Sanders’ campaign has had a series of reactions to this revelation since CNN’s MJ Lee broke the news on Monday.
“It is ludicrous to believe that at the same meeting where Elizabeth Warren told me she was going to run for president, I would tell her that a woman couldn’t win,” Sanders said in a statement to CNN. “It’s sad that, three weeks before the Iowa caucus and a year after that private conversation, staff who weren’t in the room are lying about what happened.”
Following the story being published, Sanders campaign manager Faiz Shakir said this: “We need to hear from [Warren] directly, but I know what she would say that it is not true that it is a lie.” And then, once Warren came out confirming that it wasn’t a “lie,” Sanders senior adviser Jeff Weaver told CNN’s Chris Cuomo that “there’s some wires crossed here, but clearly Bernie Sanders did not say that a woman can’t win.”
Here’s the problem with all of those explanations: Warren said it did happen.

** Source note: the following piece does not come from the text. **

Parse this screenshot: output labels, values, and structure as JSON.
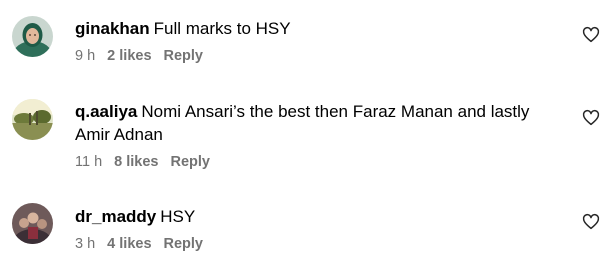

It’s right there in her statement; “I thought a woman could win; he disagreed.”
Now, is it possible — as Sanders’ allies have suggested — that this was simply a big misunderstanding? That Sanders was talking about in broad terms about the sort of campaign Trump would wage and the sort of nominee that would work best — and the sort that would work less well? I mean, I guess?
The issue there is actually two issues:
1) Sanders is saying that Warren didn’t hear what she said she heard
2) At the time of this meeting it was very clear that both Sanders and Warren were very likely to run for president. So, it’s pretty hard to talk in purely hypothetical terms when that’s the backdrop of the meeting.
So, yeah. It’s sort of hard to just call this all a big misunderstanding. Or to dismiss it — as Sanders speechwriter David Sirota suggested the campaign would do.
“Note: Our campaign doesn’t get deterred by bullshit stories that are thrown at us,” he tweeted on Monday. “We stay focused on the huge crises we face — and that will never change. Onward.”
Obviously, it will be up to Democratic voters to decide whether or not they agree with Sirota’s assessment. But it’s hard for me to imagine that Democrats deciding between Sanders and Warren in the run-up to the Iowa caucuses on February 3 won’t want more of an explanation from the Vermont senator than just that this is all one big misunderstanding.
The question in my mind is whether Warren pushes Sanders for answers in tonight’s CNN debate in Iowa. If Warren directly confronts Sanders on his campaign’s contention that what she remembers about that conversation is not actually what happened, what will he say? And if he stands by the one-big-misunderstanding argument, will Warren let that be the last word? Or will she push for more?